When Netflix announced it was nearly doubling its rates by separating its by mail DVD service from the instant streaming,  they claimed the additional revenue would be used for two purposes. The first purpose was to purchase better content (I’m still waiting on that one to come to fruition). The second was to venture into creating original material. Lilyhammer, the first such attempt, was mostly a flop. It was a story about a mobster in witness protection played by Steven Van Zandt. Van Zandt played basically the same character he played on the Sopranos and the six episodes set Netflix, and probably original streaming content, back about two years.

Netflix has become something of a misleading name for the company as almost 60% of its available content and the vast majority of its new content comes from broadcast television. Currently, the provider is producing a return of the ground-breaking situation comedy Arrested Development. Much to the delight of its die-hard fan base, new episodes of the show FOX seemed determined to cancel  will begin airing this spring (though, I guess “airing” is an outdated phrase now). Netflix will make a full season of content available on the first day.
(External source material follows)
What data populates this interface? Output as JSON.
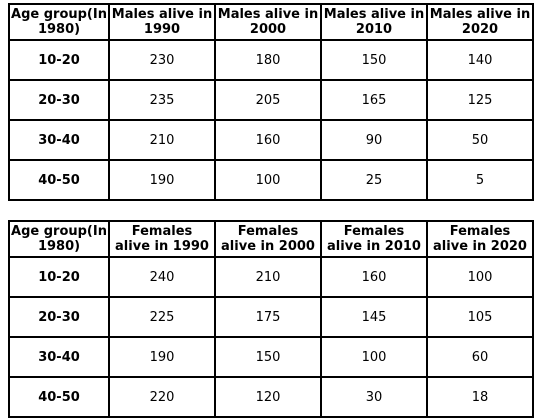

It has done the same with the new drama House of Cards.

image property of Netflix

House of Cards, based on the BBC series of same name, is a political thriller that opens with a new president taking office. It’s obviously fiction, because the new prez is moderate.

The president-elect is expected to nominate Majority Whip Frank Underwood, played by Kevin Spacey, for secretary of state… but, he doesn’t. Considering himself  “in the know,” Underwood is shocked to learn he won’t be nominated to the post.

Underwood sets out to destroy the secretary of state nominee by drudging up a less than flattering story written for his college newspaper. The senator then uses a young contact from the press named Zoe Barnes (played by the lackluster Kate Mara) to push the story beyond a single news cycle.  In doing so, Underwood ensures the nominee will be forced to decline the post. This allows Underwood to place someone loyal to him within striking distance of the president.

Underwood is a borderline sociopath who has his hands in everything in Washington. People are simply assets to him in his gradually unfurling quest for the White House.

While glad-handing and schmoozing with everyone he encounters, Spacey’s Underwood tells us his true feelings and ambitions by way of asides with the audience. Underwood uses Barnes, the reporter mentioned above, to exploit the 24-hour news cycle and Twitter-verse to serve his purpose. He makes use of the congressional gridlock and partisanship to shame dissenters.

 

image property of Netflix

image property of Netflix

The dynamic between Underwood and his wife, Claire (played by Robin Wright), is by far the most interesting part of the series. They have an open marriage — provided they are honest with one another. Though, it’s interesting to note that this is one of the few areas that they are actually honest about. She uses his connections on the Hill (do real people ever call it that?) to further the efforts of her nonprofit. When their ambitions are at odds, the sparks really begin to fly.

House of Cards is a murky depiction of our current situation in Washington. Everyone is dirty or waiting for the opportunity to be dirty. The scenery is dark and dreary. In the fictional DC, it is always raining or about to. As the story unfolds, it becomes clear that the show is aptly titled and far more functional than Netflix’s recommendations algorithm.

Seriously, how do they get that? Just because I enjoyed Ken Burns’ Baseball, they think that I would enjoy Jackass 3? Is there a place where I can input my IQ in order to stop them from suggesting professional wrestling titles? Sorry, I just got a little off topic…

House of Cards is a solid B+. Watch it if you love politics or Kevin Spacey.